Arrastrándola casi, entramos en la tienda. En un escaparate hay una televisión de buena marca, nada cara. Ella me jala a su vez hacia la calle, diciéndome: “¡Vámonos!”. Es tarde: del fondo de la tienda viene hacia nosotros el encargado, un hombrecillo de mediana edad en cuyo rostro se trasluce una irónica suspicacia, provocado sin duda por ver en el interior de su negocio a la señorita Carmen Fernández Romero. Ella se da cuenta y me pregunta, a buen volumen para que la escuche no yo sino él, apuntando con el dedo a la tele: “¿Es para ti?”.
La mañana anterior a mi partida, tuve algo parecido a una inspiración: regalarle un canario. Pensé en su soledad, en la inmensa casa vacía, en su oído perfecto. Averigüé dónde había una pajarería y hasta allá fui, pretextando un paseo a solas. Opté por un simpático macho pardo con la cabeza y el pecho rojos cuando me explicaron que se trataba de una cruza de camachuelo mexicano. Compré también una jaula y alpiste para un mes. De regreso en la casa, coloqué dos clavos: uno en un pasillo interior y otro en el patio, para que Carmen pudiera sacarlo a participar en el jolgorio matutino de sus congéneres. “¡Mira, mira cómo hace con las alas!”, me dice cuando lo contemplamos de cerca. “¡La pechuguita la tiene roja! ¡Qué gracioso! Me vas a dejar un recuerdo estupendo…”.

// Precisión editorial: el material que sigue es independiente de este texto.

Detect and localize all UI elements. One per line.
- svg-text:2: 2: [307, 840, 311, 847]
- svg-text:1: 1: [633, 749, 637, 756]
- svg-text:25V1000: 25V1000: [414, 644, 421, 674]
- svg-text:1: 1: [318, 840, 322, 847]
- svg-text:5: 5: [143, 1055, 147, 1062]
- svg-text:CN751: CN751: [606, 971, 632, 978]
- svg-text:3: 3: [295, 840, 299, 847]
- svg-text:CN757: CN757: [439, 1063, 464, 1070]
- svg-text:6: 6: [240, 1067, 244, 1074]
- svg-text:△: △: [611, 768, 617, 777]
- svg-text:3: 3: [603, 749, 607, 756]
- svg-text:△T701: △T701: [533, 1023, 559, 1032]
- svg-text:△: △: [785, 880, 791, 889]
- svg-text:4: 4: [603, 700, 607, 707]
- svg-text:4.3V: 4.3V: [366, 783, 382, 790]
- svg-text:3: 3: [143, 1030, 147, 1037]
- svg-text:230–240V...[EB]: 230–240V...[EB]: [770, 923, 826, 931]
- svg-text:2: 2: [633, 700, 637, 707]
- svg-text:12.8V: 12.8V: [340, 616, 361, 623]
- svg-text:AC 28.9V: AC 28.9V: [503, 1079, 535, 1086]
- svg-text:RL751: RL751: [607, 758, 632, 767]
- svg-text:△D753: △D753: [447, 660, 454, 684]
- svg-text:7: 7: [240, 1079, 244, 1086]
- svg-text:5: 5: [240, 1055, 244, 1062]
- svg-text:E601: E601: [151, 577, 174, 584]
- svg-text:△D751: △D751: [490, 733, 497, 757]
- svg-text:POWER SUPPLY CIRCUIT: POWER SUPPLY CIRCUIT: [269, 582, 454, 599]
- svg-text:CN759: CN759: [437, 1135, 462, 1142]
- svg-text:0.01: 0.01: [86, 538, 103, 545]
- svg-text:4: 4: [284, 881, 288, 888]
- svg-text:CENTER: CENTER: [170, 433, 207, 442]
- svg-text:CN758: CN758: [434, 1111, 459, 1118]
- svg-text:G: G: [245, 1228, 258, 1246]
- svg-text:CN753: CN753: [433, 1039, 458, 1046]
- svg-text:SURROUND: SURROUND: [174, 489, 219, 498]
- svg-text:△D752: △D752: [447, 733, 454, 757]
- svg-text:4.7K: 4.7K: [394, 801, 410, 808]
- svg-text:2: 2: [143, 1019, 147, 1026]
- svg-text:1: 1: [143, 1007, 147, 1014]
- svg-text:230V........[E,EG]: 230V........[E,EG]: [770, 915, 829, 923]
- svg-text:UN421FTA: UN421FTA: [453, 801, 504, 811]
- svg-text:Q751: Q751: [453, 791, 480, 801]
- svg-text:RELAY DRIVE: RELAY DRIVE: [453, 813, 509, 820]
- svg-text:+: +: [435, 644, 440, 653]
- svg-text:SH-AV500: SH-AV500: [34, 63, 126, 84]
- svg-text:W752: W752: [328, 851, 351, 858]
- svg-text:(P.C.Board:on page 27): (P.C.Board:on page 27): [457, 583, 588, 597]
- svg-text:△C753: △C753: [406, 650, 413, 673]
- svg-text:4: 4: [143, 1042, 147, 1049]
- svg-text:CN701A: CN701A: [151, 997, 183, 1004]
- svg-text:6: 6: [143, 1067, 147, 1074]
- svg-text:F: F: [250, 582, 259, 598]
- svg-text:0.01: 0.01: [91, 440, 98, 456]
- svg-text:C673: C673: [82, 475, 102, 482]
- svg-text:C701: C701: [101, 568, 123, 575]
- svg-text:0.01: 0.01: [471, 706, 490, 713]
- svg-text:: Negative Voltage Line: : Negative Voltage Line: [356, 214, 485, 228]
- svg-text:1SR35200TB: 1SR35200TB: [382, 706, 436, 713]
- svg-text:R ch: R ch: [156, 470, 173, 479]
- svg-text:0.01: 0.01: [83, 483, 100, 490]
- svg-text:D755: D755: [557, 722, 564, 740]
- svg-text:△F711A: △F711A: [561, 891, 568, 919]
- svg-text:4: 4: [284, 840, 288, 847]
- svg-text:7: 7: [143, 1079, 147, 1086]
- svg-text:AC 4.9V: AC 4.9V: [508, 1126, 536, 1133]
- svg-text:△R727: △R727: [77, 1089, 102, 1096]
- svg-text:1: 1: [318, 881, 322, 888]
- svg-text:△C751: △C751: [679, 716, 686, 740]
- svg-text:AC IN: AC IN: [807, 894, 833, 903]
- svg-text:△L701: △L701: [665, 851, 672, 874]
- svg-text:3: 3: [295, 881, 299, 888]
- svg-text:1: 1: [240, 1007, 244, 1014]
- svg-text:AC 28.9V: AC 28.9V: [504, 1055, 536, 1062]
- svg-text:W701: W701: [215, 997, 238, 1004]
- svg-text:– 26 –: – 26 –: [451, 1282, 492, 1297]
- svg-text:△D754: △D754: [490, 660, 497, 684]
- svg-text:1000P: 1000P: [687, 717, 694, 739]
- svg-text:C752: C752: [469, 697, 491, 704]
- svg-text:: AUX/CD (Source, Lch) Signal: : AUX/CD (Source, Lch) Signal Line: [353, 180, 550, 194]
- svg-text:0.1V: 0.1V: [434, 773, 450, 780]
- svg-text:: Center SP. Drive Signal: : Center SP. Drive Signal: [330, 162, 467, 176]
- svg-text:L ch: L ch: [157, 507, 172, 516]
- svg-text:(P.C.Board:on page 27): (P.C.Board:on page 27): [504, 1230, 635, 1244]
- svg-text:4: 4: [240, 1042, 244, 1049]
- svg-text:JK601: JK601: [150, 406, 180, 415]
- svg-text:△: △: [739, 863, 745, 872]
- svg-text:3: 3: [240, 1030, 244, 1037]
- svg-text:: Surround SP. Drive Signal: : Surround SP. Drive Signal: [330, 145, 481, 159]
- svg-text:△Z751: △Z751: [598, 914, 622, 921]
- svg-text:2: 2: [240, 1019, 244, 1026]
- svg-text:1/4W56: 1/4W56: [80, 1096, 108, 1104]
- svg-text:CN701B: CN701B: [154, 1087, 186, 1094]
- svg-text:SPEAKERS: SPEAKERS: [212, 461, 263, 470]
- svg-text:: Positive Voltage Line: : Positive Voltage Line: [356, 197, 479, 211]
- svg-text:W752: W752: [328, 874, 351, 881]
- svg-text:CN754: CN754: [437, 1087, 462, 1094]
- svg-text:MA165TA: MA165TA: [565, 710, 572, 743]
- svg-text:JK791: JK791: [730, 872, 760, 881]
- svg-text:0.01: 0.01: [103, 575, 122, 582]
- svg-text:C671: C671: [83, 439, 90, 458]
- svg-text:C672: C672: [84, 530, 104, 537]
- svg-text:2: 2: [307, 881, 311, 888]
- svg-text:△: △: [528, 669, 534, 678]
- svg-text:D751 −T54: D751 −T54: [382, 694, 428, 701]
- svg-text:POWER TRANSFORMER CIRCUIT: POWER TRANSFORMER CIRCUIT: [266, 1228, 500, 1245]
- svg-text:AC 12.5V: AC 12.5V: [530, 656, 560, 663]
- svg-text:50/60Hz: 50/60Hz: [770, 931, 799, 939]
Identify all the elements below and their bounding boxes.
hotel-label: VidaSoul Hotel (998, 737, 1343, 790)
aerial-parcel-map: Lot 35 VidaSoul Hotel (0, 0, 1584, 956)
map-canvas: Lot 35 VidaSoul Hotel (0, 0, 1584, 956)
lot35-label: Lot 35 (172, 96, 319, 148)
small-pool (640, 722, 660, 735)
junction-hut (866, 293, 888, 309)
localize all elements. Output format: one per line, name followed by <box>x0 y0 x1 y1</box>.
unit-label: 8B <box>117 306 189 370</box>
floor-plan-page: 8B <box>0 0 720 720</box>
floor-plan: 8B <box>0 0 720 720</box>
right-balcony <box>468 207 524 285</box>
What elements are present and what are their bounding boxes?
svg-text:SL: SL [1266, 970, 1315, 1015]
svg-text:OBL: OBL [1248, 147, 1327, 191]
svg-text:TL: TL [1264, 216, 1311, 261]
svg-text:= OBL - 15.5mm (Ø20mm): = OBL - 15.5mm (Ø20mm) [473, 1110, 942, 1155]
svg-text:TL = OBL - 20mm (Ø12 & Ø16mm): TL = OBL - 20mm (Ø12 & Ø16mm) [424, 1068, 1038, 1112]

Y luego, seria, mirándome de lado: “Así que mañana te vas. ¡Te voy a echar de menos!”. Yo le prometo que volveré. En su mirada veo que sabe que no podrá ser. Ninguna cosa niega su leyenda negra como su imagen desamparada, los ojos azules muy atentos a lo que voy a decirle. Le digo que me llevo su cariño. Ella, más seria todavía, me responde: “¡Y yo sin él!”.